La soggettività è esente da qualunque soggettivismo, è invece valutata
dalla conoscenza e conseguentemente dalla verità. Perciò ogni singola
decisione, per essere adeguatamente compresa e stimata, deve rifarsi
all’opzione fondamentale, che coinvolge l’esistenza umana nella sua
totalità, segnala l’orientamento della libertà verso il bene e come tale
è la condizione di possibilità per la scelta dei singoli beni
particolari. Mi sono accostata, durante la mia esistenza, alle varie
situazioni da affrontare in forza della dinamica connessa all’ opzione
fondamentale. Essa ha segnato le susseguenti scelte ed ha confermato il
principio iniziale secondo cui le azioni buone sono derivate da essa.

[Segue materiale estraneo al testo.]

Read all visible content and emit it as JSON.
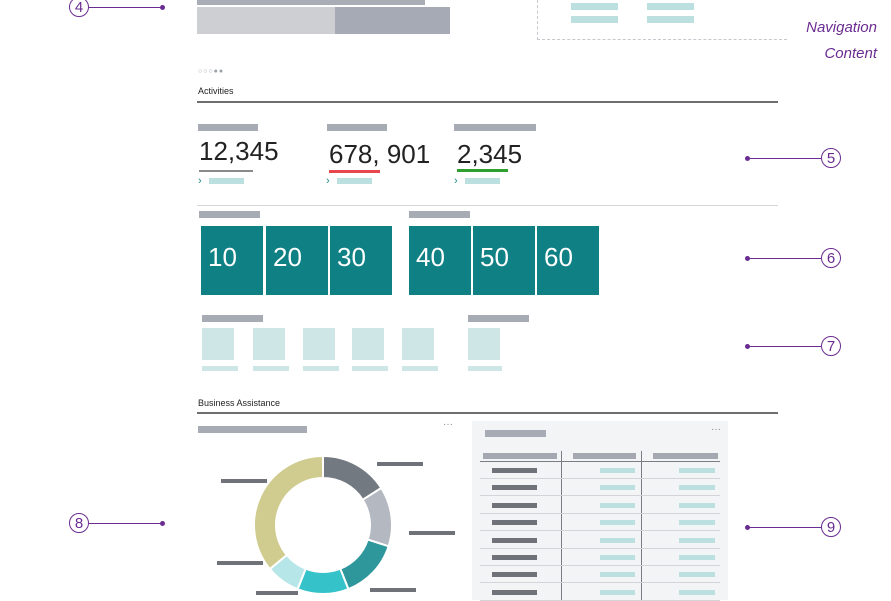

L’opzione fondamentale ha per me un carattere di stabilità, ha
rappresentato il nucleo decisionale ed operativo rivolto verso le mete
create dal mio progetto di vita. E’ stato sempre presente ed operante
nelle scelte particolari ed ha comunicato un legame unificante
esistenziale in quanto ha partecipato, senza mai esaurirne la piena
potenzialità di inizio delle singole decisioni. Essa ha fatto nascere
una conseguente strategia nell’agire che ha comportato un progressivo
adattamento delle motivazioni, delle intenzioni, dei pensieri e delle
opere, in tutte quelle circostanze in cui io sono venuta a trovarmi,
tanto da conferire alla mia esistenza una impronta ben precisa. Perciò i
singoli obiettivi da conseguire ed i mezzi adeguati da applicare sono
necessariamente passati attraverso il suo filtro. Questa scelta
preferenziale l’ho fatta e rifatta per garantire la massima efficacia al
mio progetto di vita, investendo tutte le mie forze in maniera sensata.

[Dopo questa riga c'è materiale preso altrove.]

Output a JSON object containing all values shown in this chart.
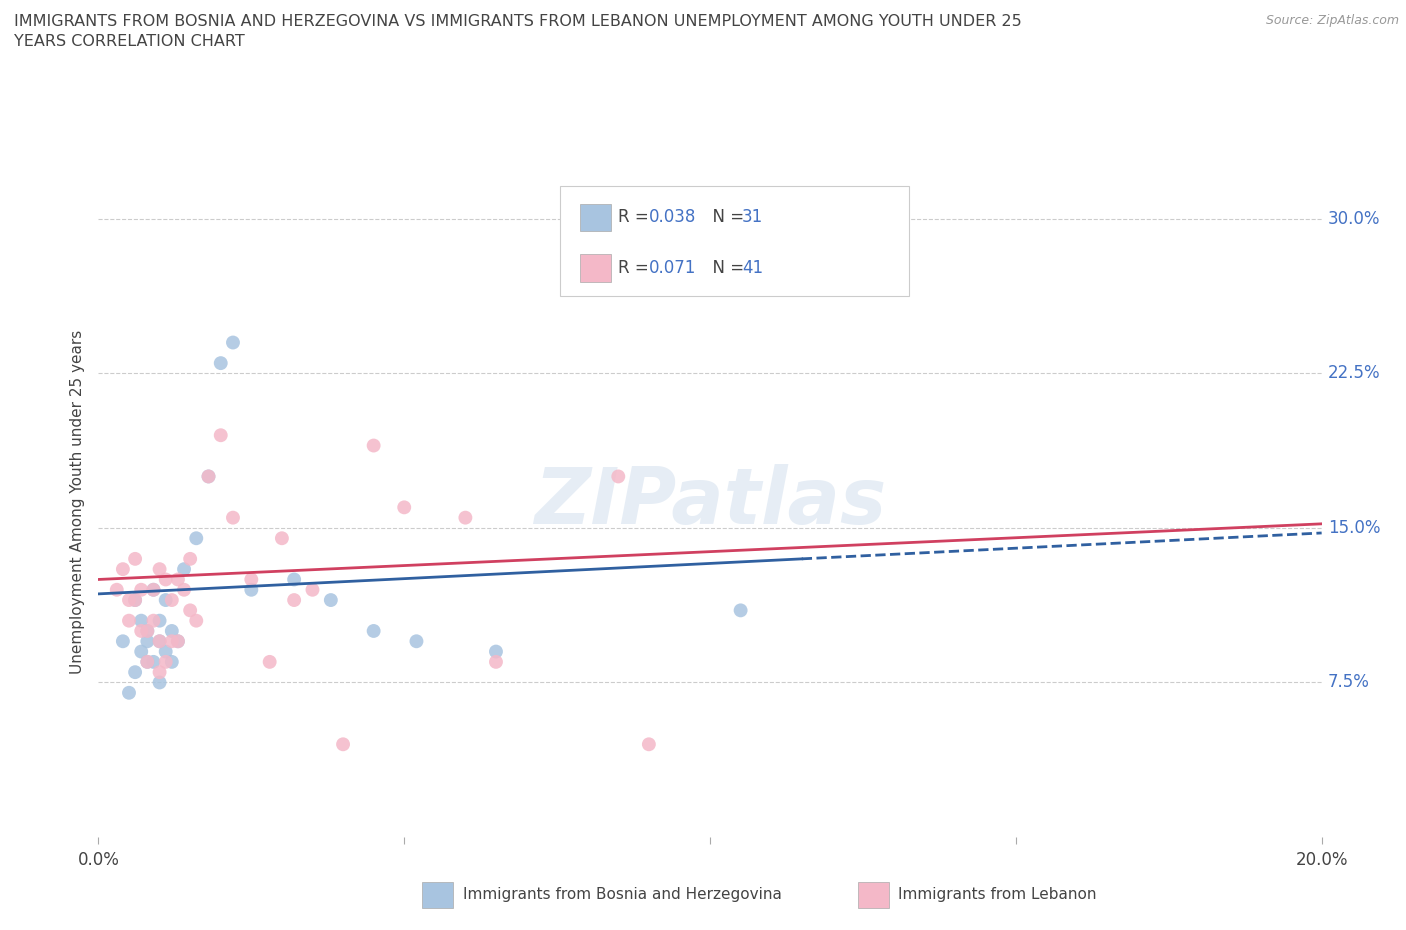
{
  "title": "IMMIGRANTS FROM BOSNIA AND HERZEGOVINA VS IMMIGRANTS FROM LEBANON UNEMPLOYMENT AMONG YOUTH UNDER 25\nYEARS CORRELATION CHART",
  "source_text": "Source: ZipAtlas.com",
  "ylabel": "Unemployment Among Youth under 25 years",
  "xlim": [
    0.0,
    0.2
  ],
  "ylim": [
    0.0,
    0.325
  ],
  "xticks": [
    0.0,
    0.05,
    0.1,
    0.15,
    0.2
  ],
  "xticklabels": [
    "0.0%",
    "",
    "",
    "",
    "20.0%"
  ],
  "ytick_vals": [
    0.075,
    0.15,
    0.225,
    0.3
  ],
  "yticklabels": [
    "7.5%",
    "15.0%",
    "22.5%",
    "30.0%"
  ],
  "watermark": "ZIPatlas",
  "blue_color": "#a8c4e0",
  "pink_color": "#f4b8c8",
  "blue_line_color": "#3060A0",
  "pink_line_color": "#D04060",
  "R_blue": 0.038,
  "N_blue": 31,
  "R_pink": 0.071,
  "N_pink": 41,
  "bosnia_x": [
    0.004,
    0.005,
    0.006,
    0.006,
    0.007,
    0.007,
    0.008,
    0.008,
    0.008,
    0.009,
    0.009,
    0.01,
    0.01,
    0.01,
    0.011,
    0.011,
    0.012,
    0.012,
    0.013,
    0.014,
    0.016,
    0.018,
    0.02,
    0.022,
    0.025,
    0.032,
    0.038,
    0.045,
    0.052,
    0.065,
    0.105
  ],
  "bosnia_y": [
    0.095,
    0.07,
    0.115,
    0.08,
    0.09,
    0.105,
    0.085,
    0.1,
    0.095,
    0.085,
    0.12,
    0.075,
    0.095,
    0.105,
    0.09,
    0.115,
    0.085,
    0.1,
    0.095,
    0.13,
    0.145,
    0.175,
    0.23,
    0.24,
    0.12,
    0.125,
    0.115,
    0.1,
    0.095,
    0.09,
    0.11
  ],
  "lebanon_x": [
    0.003,
    0.004,
    0.005,
    0.005,
    0.006,
    0.006,
    0.007,
    0.007,
    0.008,
    0.008,
    0.009,
    0.009,
    0.01,
    0.01,
    0.01,
    0.011,
    0.011,
    0.012,
    0.012,
    0.013,
    0.013,
    0.014,
    0.015,
    0.015,
    0.016,
    0.018,
    0.02,
    0.022,
    0.025,
    0.028,
    0.03,
    0.032,
    0.035,
    0.04,
    0.045,
    0.05,
    0.06,
    0.065,
    0.085,
    0.09,
    0.11
  ],
  "lebanon_y": [
    0.12,
    0.13,
    0.105,
    0.115,
    0.115,
    0.135,
    0.1,
    0.12,
    0.085,
    0.1,
    0.105,
    0.12,
    0.08,
    0.095,
    0.13,
    0.085,
    0.125,
    0.095,
    0.115,
    0.125,
    0.095,
    0.12,
    0.11,
    0.135,
    0.105,
    0.175,
    0.195,
    0.155,
    0.125,
    0.085,
    0.145,
    0.115,
    0.12,
    0.045,
    0.19,
    0.16,
    0.155,
    0.085,
    0.175,
    0.045,
    0.3
  ],
  "background_color": "#ffffff",
  "grid_color": "#cccccc",
  "label_color": "#4472C4",
  "text_color": "#444444"
}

Il bene morale come tale, in quanto oggetto proprio dell’opzione
fondamentale, si apre ai singoli valori morali, per poi essere concepito
come punto di riferimento e origine delle virtù. Esse vengono
considerate il luogo di mediazione tra l’opzione fondamentale e le
scelte particolari. L’opzione è operativa perché si aggancia alla vita
pratica e fa sì che le scelte siano un suo prolungamento.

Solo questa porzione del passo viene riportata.